Eksperyment ANITA (Antarctic Impulsive Transient Antenna) został umieszczony nad Antarktydą z uwagi na minimalne ryzyko zakłóceń ze strony ziemskich źródeł radiowych. Zestaw detektorów promieniowania kosmicznego, umieszczonych na balonach stratosferycznych wysoko nad kontynentem, niedawno wykrył serię tajemniczych impulsów fal radiowych, których źródło i charakter pozostają zagadką.

Sygnały z wnętrza lodu

Zarejestrowane anomalie nie przypominają standardowych zjawisk znanych z obserwacji promieni kosmicznych. Fale radiowe, zamiast odbijać się od powierzchni lodu, jak przewidywały modele, wydają się „wyłaniać” spod lodu pod nienaturalnymi kątami, jakby pochodziły z wnętrza Ziemi. To zaskoczyło fizyków i wywołało spekulacje o nieznanych dotąd interakcjach cząstek.

– Wykryte przez nas fale radiowe miały bardzo strome kąty, około 30 stopni poniżej powierzchni lodu – wyjaśnia prof. Stephanie Wissel z Penn State, członkini zespołu ANITA. – Według znanych modeli taki sygnał nie powinien był do nas dotrzeć, bo skała powinna go całkowicie wytracić.

Nie były to neutrina

Eksperyment ANITA został zaprojektowany do rejestrowania neutrin – niemal niewykrywalnych cząstek, które przemierzają wszechświat, wchodząc w bardzo rzadkie interakcje z materią. Jednak wykryte impulsy nie są zgodne z oczekiwanymi sygnałami od neutrin.

– Miliard neutrin przechodzi przez twój paznokieć w każdej sekundzie, ale niemal żadne nie zostawia śladu – tłumaczy Wissel. – Tym bardziej nie powinniśmy byli zarejestrować czegoś, co przeszło przez tysiące kilometrów skał.
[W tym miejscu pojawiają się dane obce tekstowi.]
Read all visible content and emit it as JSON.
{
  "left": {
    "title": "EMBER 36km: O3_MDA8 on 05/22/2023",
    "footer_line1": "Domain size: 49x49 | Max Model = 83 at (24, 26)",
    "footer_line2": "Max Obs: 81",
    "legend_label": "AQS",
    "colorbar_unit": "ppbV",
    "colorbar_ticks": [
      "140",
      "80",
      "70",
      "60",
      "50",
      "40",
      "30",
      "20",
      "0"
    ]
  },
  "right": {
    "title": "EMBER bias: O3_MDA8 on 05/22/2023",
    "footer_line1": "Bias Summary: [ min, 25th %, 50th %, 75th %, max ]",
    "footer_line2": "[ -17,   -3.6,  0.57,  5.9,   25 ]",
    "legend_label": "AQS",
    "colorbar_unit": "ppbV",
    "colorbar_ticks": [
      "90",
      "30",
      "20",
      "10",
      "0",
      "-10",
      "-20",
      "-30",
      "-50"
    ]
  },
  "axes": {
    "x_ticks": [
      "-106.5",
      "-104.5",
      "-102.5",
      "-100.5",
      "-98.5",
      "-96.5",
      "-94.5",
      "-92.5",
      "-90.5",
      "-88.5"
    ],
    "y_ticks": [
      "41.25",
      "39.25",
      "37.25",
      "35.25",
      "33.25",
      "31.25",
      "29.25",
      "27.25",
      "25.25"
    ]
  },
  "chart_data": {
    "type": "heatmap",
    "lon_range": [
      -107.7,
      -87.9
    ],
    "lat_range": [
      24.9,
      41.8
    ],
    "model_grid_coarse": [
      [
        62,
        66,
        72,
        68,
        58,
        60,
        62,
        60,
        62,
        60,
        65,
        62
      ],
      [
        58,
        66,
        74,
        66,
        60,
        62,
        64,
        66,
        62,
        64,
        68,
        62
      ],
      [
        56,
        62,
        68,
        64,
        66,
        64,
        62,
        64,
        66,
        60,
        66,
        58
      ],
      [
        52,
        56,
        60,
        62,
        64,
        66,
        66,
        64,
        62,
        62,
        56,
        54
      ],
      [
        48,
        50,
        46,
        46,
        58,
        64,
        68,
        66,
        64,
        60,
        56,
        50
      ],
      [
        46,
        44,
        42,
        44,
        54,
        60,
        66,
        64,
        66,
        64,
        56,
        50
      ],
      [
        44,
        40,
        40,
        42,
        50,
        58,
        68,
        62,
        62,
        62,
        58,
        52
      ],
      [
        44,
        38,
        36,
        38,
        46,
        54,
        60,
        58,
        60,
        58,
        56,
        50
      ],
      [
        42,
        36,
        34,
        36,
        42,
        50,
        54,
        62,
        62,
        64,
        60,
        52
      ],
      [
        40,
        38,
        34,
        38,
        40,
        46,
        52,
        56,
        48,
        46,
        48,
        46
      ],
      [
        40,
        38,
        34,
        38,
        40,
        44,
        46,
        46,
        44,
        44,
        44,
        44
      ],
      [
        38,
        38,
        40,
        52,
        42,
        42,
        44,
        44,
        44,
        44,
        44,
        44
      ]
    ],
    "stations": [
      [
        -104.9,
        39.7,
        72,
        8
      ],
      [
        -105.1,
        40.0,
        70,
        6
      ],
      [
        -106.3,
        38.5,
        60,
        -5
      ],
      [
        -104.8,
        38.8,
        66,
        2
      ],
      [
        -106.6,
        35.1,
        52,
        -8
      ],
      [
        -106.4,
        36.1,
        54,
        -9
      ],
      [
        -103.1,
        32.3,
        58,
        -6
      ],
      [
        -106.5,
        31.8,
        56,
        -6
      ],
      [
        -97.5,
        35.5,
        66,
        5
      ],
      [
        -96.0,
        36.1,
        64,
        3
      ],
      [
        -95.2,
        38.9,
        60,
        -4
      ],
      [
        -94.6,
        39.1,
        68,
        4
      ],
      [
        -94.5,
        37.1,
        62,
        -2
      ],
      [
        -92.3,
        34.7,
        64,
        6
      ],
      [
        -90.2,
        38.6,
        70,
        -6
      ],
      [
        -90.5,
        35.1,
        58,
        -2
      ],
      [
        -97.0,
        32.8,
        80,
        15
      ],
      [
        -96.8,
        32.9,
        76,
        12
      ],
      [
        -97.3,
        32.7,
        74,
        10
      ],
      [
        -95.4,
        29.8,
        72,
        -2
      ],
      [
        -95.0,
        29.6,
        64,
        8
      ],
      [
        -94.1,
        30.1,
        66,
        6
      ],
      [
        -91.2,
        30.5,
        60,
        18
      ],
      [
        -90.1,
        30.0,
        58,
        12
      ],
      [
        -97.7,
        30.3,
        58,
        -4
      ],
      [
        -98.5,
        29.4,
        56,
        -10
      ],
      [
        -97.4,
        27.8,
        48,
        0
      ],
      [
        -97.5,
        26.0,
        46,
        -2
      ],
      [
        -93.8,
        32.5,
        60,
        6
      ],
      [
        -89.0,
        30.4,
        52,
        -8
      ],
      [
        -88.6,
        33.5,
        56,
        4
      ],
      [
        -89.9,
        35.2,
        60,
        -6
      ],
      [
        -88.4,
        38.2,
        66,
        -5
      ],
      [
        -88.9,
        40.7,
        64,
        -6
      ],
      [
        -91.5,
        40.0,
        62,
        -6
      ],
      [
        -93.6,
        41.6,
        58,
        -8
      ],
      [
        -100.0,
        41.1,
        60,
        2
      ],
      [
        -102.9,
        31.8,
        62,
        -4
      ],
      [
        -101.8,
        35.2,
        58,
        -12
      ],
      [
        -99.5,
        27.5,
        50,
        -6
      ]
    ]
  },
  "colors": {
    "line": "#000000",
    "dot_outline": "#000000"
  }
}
Sprawdzone i… przez cały czas tajemnicze

Aby wykluczyć możliwość błędu, dane z ANITA zostały porównane z wynikami z innych detektorów, takich jak Obserwatorium IceCube oraz Obserwatorium Pierre’a Augera. Żadne z nich nie wykryło podobnych sygnałów, co wyklucza ich pochodzenie od znanych form promieniowania kosmicznego czy wysokiej energii neutrin.

– To, co obserwujemy, nie pasuje do Modelu Standardowego fizyki cząstek – przyznaje Wissel.

Wśród hipotez pojawiła się również ta najbardziej śmiała – iż rejestrowane sygnały mogą mieć związek z cząstkami ciemnej materii. Brakuje jednak podobnych obserwacji w innych lokalizacjach, co utrudnia potwierdzenie tej teorii.

Następca ANITA już w przygotowaniu

Wobec tajemniczych danych, zespół naukowy pracuje już nad następcą ANITA – znacznie większym i bardziej czułym detektorem o nazwie PUEO (Payload for Ultrahigh Energy Observations).

– Dzięki PUEO będziemy mieć większą zdolność wykrywania anomalii, a może także prawdziwych neutrin – mówi Wissel. – jeżeli uda nam się je zarejestrować, moglibyśmy uzyskać informacje o zjawiskach, które miały miejsce miliardy lat temu.